School of Biomedical Sciences, University of Queensland, St Lucia, QLD 4072, Australia.
Carcinogenesis. 2010 May;31(5):820-6. doi: 10.1093/carcin/bgq042. Epub 2010 Feb 22.
Human arylamine N-acetyltransferase 1 (NAT1) is a widely distributed protein that has been implicated in a number of different cancers including breast and prostate. Previously, NAT1 gene expression was shown to be androgen dependent, although the effect of androgens was not due to direct activation of the NAT1 promoter. Here, we show that heat shock factor (HSF)1 is induced by androgen in androgen receptor-positive prostate 22Rv1 cells. It also binds to a heat shock element (HSE) in the NAT1 promoter located 776 bp upstream of the transcriptional start site. Mutation of the HSE inhibited androgen responsiveness and prevented direct upregulation of the NAT1 promoter by HSF1. Although HSF2 also bound to the HSE, it did not increase promoter activity. HSF1 induced endogenous NAT1 activity in this cell line in the absence of androgen. This could be attenuated by pretreating cells with HSF1-directed small interfering RNA but not by a scrambled sequence. Our results show that HSF1 is an important transcription factor for induction of NAT1 in human cells and is required for androgen activation of the NAT1 promoter.

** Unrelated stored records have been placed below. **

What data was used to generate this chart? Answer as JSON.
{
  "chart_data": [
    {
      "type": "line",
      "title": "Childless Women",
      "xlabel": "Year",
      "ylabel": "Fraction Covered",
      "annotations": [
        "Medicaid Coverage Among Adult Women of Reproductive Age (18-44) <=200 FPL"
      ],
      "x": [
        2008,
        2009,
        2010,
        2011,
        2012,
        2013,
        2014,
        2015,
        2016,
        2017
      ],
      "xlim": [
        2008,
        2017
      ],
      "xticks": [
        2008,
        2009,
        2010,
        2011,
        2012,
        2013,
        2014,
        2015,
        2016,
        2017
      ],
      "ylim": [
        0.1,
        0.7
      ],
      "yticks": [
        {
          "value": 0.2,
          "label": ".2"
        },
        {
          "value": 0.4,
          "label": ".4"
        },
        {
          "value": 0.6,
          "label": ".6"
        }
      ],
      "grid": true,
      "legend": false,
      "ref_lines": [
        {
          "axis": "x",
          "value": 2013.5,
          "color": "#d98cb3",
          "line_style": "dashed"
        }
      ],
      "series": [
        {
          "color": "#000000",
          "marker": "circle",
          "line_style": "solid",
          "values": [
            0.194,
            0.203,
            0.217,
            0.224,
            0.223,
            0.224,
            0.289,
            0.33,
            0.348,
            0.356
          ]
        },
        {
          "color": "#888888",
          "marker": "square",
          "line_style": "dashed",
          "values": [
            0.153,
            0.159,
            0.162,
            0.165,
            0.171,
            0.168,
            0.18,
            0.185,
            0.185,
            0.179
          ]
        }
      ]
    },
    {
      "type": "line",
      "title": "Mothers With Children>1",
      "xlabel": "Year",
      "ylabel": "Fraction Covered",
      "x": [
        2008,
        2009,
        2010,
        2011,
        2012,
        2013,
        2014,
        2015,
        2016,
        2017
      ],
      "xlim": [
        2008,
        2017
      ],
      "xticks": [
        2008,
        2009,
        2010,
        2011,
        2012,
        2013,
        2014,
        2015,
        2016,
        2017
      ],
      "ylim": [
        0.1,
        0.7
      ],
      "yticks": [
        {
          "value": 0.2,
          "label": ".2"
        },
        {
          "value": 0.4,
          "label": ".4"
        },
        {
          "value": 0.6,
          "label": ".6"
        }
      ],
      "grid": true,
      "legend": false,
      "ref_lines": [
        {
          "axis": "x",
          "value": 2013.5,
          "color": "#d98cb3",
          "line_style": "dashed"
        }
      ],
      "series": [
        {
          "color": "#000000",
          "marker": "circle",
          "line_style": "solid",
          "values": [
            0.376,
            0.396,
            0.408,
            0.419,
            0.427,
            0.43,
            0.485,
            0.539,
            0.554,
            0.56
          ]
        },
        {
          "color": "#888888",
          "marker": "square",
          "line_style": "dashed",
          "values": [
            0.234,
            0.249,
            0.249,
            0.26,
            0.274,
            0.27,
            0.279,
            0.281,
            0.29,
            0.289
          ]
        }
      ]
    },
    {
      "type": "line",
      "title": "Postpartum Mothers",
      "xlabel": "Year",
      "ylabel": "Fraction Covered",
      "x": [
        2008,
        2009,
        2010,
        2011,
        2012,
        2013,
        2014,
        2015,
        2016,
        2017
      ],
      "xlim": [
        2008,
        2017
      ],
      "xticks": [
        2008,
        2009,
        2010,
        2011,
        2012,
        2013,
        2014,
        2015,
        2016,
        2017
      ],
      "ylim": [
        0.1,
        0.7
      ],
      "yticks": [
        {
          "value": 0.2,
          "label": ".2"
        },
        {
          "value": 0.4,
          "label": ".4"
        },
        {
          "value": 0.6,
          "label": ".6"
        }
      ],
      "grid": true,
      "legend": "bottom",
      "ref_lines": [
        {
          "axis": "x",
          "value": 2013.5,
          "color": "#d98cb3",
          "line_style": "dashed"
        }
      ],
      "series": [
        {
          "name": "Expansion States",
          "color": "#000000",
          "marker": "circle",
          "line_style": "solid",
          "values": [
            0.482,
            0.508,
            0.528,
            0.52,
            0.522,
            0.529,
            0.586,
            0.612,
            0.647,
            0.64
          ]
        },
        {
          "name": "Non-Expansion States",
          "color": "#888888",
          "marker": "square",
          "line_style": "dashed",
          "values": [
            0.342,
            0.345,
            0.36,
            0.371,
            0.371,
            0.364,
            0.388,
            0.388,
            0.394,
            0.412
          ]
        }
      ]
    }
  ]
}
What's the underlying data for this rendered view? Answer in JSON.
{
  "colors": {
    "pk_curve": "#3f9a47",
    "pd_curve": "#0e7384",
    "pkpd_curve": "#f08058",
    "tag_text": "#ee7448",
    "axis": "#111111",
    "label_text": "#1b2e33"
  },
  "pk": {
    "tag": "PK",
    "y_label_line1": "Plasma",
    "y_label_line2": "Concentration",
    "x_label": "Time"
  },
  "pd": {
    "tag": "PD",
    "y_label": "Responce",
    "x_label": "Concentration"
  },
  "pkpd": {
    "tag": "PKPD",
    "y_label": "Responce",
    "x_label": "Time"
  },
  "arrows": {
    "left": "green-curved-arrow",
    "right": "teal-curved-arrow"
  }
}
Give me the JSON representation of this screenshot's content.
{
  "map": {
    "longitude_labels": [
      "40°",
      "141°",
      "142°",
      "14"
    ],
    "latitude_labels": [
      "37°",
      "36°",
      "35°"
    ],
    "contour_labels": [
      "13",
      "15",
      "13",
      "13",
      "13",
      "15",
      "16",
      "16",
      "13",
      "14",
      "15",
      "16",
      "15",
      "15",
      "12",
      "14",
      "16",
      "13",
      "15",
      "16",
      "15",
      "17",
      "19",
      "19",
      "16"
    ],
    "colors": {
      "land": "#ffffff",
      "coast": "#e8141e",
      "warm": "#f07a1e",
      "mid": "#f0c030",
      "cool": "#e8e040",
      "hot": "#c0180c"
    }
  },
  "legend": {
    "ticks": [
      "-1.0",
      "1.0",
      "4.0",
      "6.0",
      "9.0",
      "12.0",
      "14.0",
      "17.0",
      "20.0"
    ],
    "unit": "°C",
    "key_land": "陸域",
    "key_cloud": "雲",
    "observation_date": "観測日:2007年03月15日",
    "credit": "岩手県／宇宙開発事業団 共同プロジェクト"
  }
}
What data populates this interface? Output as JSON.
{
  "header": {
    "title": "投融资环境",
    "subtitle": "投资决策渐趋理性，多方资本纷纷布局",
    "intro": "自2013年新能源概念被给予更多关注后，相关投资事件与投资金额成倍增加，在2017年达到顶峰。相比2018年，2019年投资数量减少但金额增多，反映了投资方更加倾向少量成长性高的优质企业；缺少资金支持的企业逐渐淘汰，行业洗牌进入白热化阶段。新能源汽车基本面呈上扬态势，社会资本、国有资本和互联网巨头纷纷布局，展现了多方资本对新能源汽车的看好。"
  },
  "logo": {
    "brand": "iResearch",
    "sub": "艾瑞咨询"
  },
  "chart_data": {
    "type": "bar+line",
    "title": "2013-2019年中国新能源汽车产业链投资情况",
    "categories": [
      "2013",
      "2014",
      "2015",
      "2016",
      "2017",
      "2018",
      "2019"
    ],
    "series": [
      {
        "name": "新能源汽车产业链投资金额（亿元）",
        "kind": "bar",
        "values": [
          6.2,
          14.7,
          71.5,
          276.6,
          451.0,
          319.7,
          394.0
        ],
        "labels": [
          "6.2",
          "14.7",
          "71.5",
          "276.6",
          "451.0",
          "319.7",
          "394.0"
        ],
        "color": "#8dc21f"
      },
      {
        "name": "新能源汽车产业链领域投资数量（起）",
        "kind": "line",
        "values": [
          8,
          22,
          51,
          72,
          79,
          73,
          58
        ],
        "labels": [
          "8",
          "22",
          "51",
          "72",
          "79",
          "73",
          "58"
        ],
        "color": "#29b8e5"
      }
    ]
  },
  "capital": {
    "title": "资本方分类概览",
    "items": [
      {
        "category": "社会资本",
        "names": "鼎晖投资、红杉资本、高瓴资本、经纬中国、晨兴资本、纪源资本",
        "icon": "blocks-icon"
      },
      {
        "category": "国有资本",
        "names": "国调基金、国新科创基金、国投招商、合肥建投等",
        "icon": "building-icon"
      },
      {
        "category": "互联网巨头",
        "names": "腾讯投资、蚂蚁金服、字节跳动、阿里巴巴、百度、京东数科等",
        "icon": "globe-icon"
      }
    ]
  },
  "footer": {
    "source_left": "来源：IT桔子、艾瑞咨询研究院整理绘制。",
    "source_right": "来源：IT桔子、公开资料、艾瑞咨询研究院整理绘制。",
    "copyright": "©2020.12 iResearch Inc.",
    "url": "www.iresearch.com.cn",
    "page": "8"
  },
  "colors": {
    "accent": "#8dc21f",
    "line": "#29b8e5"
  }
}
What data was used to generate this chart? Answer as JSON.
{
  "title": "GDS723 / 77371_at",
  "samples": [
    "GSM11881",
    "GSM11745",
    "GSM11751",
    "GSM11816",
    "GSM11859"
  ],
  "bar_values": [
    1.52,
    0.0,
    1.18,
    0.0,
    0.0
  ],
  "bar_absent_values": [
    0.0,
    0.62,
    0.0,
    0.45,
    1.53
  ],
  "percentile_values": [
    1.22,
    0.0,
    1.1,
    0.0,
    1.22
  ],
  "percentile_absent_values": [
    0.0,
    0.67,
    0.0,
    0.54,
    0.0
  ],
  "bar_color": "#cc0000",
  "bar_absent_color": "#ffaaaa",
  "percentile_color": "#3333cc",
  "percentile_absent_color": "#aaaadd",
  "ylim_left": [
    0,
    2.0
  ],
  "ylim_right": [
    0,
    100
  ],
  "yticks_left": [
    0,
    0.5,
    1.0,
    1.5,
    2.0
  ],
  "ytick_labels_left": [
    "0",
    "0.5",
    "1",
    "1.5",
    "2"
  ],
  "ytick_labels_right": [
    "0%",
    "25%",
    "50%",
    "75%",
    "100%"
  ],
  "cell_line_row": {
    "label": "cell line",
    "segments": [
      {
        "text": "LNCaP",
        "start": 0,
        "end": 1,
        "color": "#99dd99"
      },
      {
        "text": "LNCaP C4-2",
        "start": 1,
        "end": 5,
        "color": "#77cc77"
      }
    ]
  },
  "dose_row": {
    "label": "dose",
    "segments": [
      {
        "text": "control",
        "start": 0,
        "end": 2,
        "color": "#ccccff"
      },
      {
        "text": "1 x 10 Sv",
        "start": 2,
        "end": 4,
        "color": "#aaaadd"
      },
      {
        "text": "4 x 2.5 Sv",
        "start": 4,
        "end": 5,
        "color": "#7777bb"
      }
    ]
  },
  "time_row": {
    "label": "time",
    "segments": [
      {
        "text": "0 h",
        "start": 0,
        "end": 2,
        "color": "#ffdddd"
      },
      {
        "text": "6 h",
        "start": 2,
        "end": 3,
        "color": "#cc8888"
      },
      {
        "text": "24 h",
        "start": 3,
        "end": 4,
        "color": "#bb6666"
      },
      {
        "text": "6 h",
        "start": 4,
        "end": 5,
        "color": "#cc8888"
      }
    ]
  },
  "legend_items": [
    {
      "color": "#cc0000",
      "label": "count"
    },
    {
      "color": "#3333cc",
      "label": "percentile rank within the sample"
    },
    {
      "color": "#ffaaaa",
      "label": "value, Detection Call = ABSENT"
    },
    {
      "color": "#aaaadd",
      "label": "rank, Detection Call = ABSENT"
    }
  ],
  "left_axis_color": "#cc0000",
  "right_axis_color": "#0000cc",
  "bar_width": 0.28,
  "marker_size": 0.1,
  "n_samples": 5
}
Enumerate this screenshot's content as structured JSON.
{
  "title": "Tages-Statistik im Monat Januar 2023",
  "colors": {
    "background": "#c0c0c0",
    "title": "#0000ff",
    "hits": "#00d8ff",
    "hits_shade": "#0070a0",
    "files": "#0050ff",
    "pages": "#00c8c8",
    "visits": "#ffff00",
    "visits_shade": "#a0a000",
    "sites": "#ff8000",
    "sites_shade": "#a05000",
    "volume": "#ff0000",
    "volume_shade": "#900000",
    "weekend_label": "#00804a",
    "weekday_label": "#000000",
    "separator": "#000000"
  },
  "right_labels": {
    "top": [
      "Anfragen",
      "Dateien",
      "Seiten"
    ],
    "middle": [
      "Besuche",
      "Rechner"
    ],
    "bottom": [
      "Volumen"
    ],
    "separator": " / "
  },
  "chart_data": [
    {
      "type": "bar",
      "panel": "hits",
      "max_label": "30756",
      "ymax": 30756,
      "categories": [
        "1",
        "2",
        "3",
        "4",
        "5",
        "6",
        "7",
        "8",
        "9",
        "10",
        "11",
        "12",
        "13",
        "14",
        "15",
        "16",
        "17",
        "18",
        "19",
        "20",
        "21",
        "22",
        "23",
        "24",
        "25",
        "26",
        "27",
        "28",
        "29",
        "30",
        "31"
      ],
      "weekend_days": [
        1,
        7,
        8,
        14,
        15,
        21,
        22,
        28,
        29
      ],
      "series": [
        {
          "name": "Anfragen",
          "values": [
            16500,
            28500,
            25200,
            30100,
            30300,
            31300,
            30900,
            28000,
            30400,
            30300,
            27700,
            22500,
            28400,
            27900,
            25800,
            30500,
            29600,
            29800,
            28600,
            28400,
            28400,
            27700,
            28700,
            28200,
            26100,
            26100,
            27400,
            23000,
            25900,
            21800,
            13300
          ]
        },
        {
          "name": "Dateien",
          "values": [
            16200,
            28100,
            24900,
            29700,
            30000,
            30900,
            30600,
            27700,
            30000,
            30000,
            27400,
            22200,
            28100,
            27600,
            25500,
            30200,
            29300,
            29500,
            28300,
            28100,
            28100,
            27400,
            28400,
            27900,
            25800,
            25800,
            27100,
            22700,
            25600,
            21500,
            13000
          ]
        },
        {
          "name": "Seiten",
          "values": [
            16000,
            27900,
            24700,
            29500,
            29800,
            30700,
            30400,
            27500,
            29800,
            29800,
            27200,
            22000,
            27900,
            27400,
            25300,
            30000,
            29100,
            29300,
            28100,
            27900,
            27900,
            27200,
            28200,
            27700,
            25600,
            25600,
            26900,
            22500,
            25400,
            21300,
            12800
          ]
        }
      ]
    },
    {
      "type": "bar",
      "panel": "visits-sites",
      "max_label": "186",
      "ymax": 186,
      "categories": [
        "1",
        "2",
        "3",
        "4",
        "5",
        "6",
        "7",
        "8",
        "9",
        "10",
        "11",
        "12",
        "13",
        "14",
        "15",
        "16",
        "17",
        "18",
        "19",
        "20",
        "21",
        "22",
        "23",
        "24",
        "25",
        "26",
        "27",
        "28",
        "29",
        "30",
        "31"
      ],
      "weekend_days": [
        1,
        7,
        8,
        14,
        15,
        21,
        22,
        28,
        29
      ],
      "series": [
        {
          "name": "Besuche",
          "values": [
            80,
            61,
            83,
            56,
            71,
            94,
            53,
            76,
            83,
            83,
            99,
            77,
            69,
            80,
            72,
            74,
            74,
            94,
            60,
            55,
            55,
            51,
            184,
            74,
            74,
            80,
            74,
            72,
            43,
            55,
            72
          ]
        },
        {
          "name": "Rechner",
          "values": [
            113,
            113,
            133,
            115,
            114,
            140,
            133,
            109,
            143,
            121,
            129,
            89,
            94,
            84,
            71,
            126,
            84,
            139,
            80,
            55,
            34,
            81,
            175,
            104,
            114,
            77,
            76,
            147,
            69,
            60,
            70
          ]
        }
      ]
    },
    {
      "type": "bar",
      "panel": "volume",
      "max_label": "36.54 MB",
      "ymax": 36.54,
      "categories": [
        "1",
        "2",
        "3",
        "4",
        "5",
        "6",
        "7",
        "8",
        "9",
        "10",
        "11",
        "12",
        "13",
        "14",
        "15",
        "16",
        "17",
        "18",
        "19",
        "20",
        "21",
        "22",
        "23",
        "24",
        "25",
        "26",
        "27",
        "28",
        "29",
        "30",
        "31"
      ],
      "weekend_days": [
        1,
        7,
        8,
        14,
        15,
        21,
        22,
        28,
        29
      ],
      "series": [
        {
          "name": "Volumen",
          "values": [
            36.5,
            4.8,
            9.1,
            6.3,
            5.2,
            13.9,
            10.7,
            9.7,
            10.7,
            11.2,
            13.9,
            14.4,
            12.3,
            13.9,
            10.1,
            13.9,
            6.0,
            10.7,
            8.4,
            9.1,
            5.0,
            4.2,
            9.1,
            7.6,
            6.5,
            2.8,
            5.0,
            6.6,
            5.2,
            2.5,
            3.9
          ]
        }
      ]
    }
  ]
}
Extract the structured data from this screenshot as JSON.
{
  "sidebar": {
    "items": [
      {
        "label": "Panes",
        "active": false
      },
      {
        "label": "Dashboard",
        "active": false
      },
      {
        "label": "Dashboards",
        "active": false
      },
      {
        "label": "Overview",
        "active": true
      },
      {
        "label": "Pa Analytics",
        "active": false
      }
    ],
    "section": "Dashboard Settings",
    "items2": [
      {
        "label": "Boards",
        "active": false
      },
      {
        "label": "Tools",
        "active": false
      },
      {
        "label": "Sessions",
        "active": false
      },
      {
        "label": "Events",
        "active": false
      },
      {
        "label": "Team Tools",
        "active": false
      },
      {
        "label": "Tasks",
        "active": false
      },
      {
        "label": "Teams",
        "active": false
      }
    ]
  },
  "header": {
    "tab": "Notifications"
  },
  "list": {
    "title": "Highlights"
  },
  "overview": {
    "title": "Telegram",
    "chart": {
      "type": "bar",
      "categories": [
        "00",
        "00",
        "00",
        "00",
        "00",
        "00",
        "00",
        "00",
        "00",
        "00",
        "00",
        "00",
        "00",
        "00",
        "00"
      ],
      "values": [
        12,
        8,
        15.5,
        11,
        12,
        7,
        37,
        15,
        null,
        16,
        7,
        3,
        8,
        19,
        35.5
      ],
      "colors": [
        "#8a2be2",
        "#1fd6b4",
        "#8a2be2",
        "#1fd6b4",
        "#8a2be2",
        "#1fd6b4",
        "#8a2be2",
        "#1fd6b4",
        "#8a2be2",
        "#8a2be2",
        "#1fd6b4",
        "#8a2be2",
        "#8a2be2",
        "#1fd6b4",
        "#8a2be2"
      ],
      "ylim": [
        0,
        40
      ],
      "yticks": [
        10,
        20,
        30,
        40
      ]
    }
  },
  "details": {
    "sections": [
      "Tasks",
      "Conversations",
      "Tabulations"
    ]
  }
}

人类芳香胺 N-乙酰基转移酶 1(NAT1)是一种广泛分布的蛋白质,与包括乳腺癌和前列腺癌在内的多种不同癌症有关。先前的研究表明,NAT1 基因表达受雄激素依赖,尽管雄激素的作用并非由于 NAT1 启动子的直接激活。在这里,我们显示雄激素可诱导雄激素受体阳性前列腺 22Rv1 细胞中的热休克因子(HSF)1。它还与 NAT1 启动子中的热休克元件(HSE)结合,该元件位于转录起始位点上游 776bp。HSE 的突变抑制了雄激素反应性,并阻止了 HSF1 对 NAT1 启动子的直接上调。尽管 HSF2 也与 HSE 结合,但它不会增加启动子活性。在没有雄激素的情况下,HSF1 在该细胞系中诱导内源性 NAT1 活性。这可以通过用 HSF1 导向的小干扰 RNA 预处理细胞来减弱,但不能用乱序序列来减弱。我们的结果表明,HSF1 是人类细胞中诱导 NAT1 的重要转录因子,并且是雄激素激活 NAT1 启动子所必需的。